Breast cancer

We used GlaI/FatI-PCR assay for determination of 5mC/T polymorphism frequencies at position xp1: 245618129 (according to the GRCh38.p13 genomic assembly) in DNA preparations isolated from blood cells of 51 breast cancer (BC) patients and 63 gastric cancer patients (GC). The data obtained were compared with those previously obtained for 92 healthy blood donors. It was shown that the cytosine in this position is predominantly is methylated in all DNA samples. The incidence of a diploid C/C set in this position in patients with breast cancer and gastric cancer is 9.8% and 7.94%, respectively. This is significantly different from the incidence of C homozygotes in healthy women (26.09%) and healthy donors of both sexes (22.83%). Thus, C/C homozygotes at position xp1: 245618129 is an favorable sign indicating a lower risk (2.7-2.9 times) of two types of oncological diseases. At the same time, the incidence of C/T heterozygotes and T/T homozygotes in patients with gastric cancer and breast cancer exceeds similar indicators for control groups of healthy people by 5.5-10.7%.

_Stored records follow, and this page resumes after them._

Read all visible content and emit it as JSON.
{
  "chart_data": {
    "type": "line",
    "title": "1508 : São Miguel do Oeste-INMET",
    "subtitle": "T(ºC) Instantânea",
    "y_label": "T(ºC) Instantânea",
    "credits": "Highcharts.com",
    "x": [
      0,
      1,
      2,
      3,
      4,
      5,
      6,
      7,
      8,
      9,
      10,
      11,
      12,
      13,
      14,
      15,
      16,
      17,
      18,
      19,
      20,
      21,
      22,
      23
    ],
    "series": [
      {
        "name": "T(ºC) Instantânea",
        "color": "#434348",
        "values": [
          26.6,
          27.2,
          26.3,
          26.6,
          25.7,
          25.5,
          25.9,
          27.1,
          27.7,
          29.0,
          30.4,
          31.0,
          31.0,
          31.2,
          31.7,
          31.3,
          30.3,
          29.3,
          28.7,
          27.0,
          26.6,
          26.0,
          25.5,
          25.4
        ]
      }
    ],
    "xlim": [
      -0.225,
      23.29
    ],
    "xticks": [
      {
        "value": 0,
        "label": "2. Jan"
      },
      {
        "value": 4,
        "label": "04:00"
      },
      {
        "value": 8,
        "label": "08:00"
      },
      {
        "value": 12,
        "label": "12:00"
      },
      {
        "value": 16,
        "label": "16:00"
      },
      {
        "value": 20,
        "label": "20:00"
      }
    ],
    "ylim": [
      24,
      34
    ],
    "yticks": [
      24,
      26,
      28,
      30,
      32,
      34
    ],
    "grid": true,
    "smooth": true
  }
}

Methylation of ACGC site in position Chr11: 65647266 (according to GRCh38 PrimaryAssembly) in DNA preparations from blood cells of healthy donors and early stage breast cancers was studied with GlaI-PCR assay. The work includes a) preparation of light fraction of the blood cells, b) isolation of genomic DNA, c) determination of genomic DNA concentration by real-time PCR, d) determination of concentration of unmethylated ACGC site in position Chr11: 65647266 with GlaI-PCR assay and e) calculation of percent of DNA molecules with unmethylated ACGC site in position Chr11: 65647266. GLAD-PCR analysis showed that in more than 82% of donors, the level of ACGC methylation in the SIPA1 gene is 3% or less, while in approximately 70% of patients with breast cancer, the level of ACGC site methylation in SIPA1 gene is in the range of 3.2 to 6.4%. These data suggest that at early stages of breast cancer, demethylation of A(5mC)GC site in the SIPA1 gene at position 65647266 takes place in 2/3 of patients. The data of this work may be used for a development of PCR test-system for exclusion of diagnosis “early stage breast cancer”. GlaI-PCR assay doesn’t require special and expensive equipment. The study may be carried out in a standard PCR laboratory when a blood analysis is taken place.